Pasadena’s Police Department headquarters is getting a facelift. And more.
While the Pasadena City Council approved the wide-ranging renovation of the building on May 12, the Council asked the Public Safety Committee to once again review and discuss the project before preparing final plans and seeking construction bids.
The committee—comprised of Mayor Victor Gordo, Councilmember Tyron Hampton, Councilmember John Kennedy, and Councilmember Steve Madison—reviewed the plans Wednesday.
Most of the concerns during the wide-ranging discussion had less to do with the actual construction and more with the role of the Police Department in the city, and how funds are spent within the City budget itself.
Some community members asked that funds instead be used to combat housing and homelessness issues, as well as to provide more community-based programming.
The Committee did not formally vote on the project, as it was presented only as an information item.
“This matter has been approved by the City Council, in my view,”said Mayor Gordo. “It’s a matter of getting the work done, and there are contractual agreements which need to be approved, and they will find their way to City Council.”
According to the LA Conservancy, the police headquarters building at 207 N. Garfield Avenue was designed and built in 1990, in a project overseen by self-described “modern traditionalist” Robert A. M. Stern. The building was “intended to complement the historic feeling of Pasadena’s civic center.”
Stern was told to create something that expressed the formidable quality of law and also invited people into the building, according to the conservancy site.
City officials wanted something different from the bunker-like police stations of the 1970s and ’80s. Stern interpreted their desires by creating a building that directly referenced the magnificent 1920s and 1930s buildings of the civic center,” said the conservancy.
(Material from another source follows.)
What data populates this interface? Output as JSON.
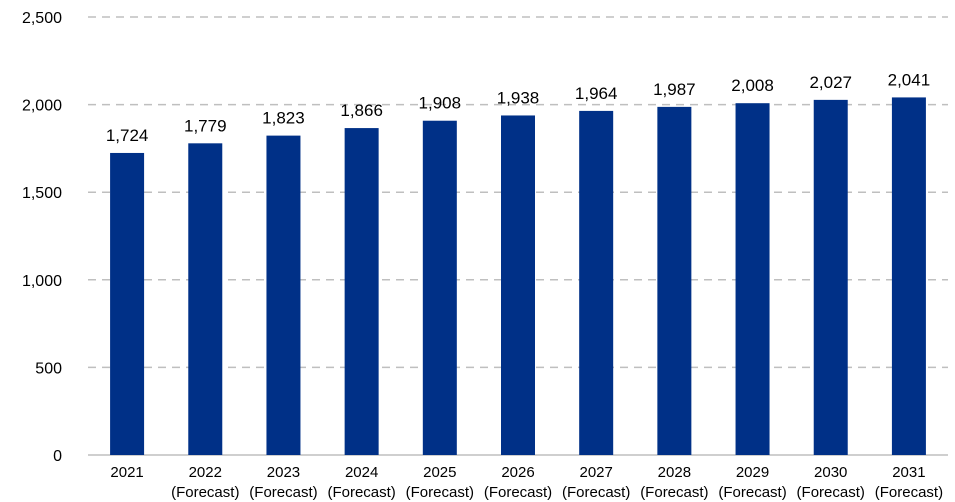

Renovations to the building are estimated to cost $3 million over three years. $900,000 of that amount is expected to be paid by the City’s Asset Forfeitures account. The City also made asset forfeiture funds available to local nonprofits last year for the current year through 2022.
According to the presentation by Commander Jason Clawson, the Police Department is in need of an interior remodel to the majority of its office spaces and public areas. The remodel supports the department’s reorganization and will be the first major facility upgrade in the 30 year life of the building.
The Police Department remodel will safeguard both patrons and employees, modernize the workspace, create an open floor plan, improve recruitment and retention, increase productivity and team collaboration, and accommodate the emergent upgrade of technology.
As Clausen told the committee, the original floorplan of the building met the needs of the organization in the late 1980s but no longer serves the current needs of the department or the community.
“The expansion of technology as well as the current department reorganization has caused the need for outdated systems to be replaced and/or refurbished,” said Clausen.
A Property Condition Assessment was conducted in November 2017 identifying immediate needs of the facilities’ physical conditions, structural integrity, safety concerns as well as electrical and mechanical deficiencies.
There is also an operational need to open the Grand Lobby, and keep it open for longer hours to create a secure environment for community and employees, said the presentation.
The project also includes plans to move the records department to the northeast corner of the building allowing access to the lobby for servicing the community, allowing more people to enter the building to communicate with the department.
Elevator structures in the building were installed in 1989 and are in need of a full modernization to the motorized system versus hydraulics. Several incidents of elevator emergencies have been incurred by city employees. Police Chief John Perez, in fact, noted that on more than occasion over the last few years, police employees have been stuck in the elevator, including police command staff.
There will be no structural redesign or demolition, or changes to the building foundations, according to the presentation. Additional work may include painting, concrete repair, floorboards, doors, electrical fixtures, millwork and countertops, plumbing, fire safety systems, kitchen installation.
The project would also include a technology upgrade of cellular and local area network connections.
The remodel would cover 17,770 SF of office space, and include office furnishings, window treatments, ground flooring, paint and drywall repair, updated wiring and IT connections, electrical engineering , existing ducting and plumbing, space conversions, and light construction.
The project will now move into the preparation of plans and specifications work phase. Plans will then need to be finalized and prepared for the public bid phase, and then advertised to local contractors
Once bids are received they will be analyzed, with the project awarded to the lowest bidder. City Council would then vote on approvals for contracts, and then the construction phase would begin.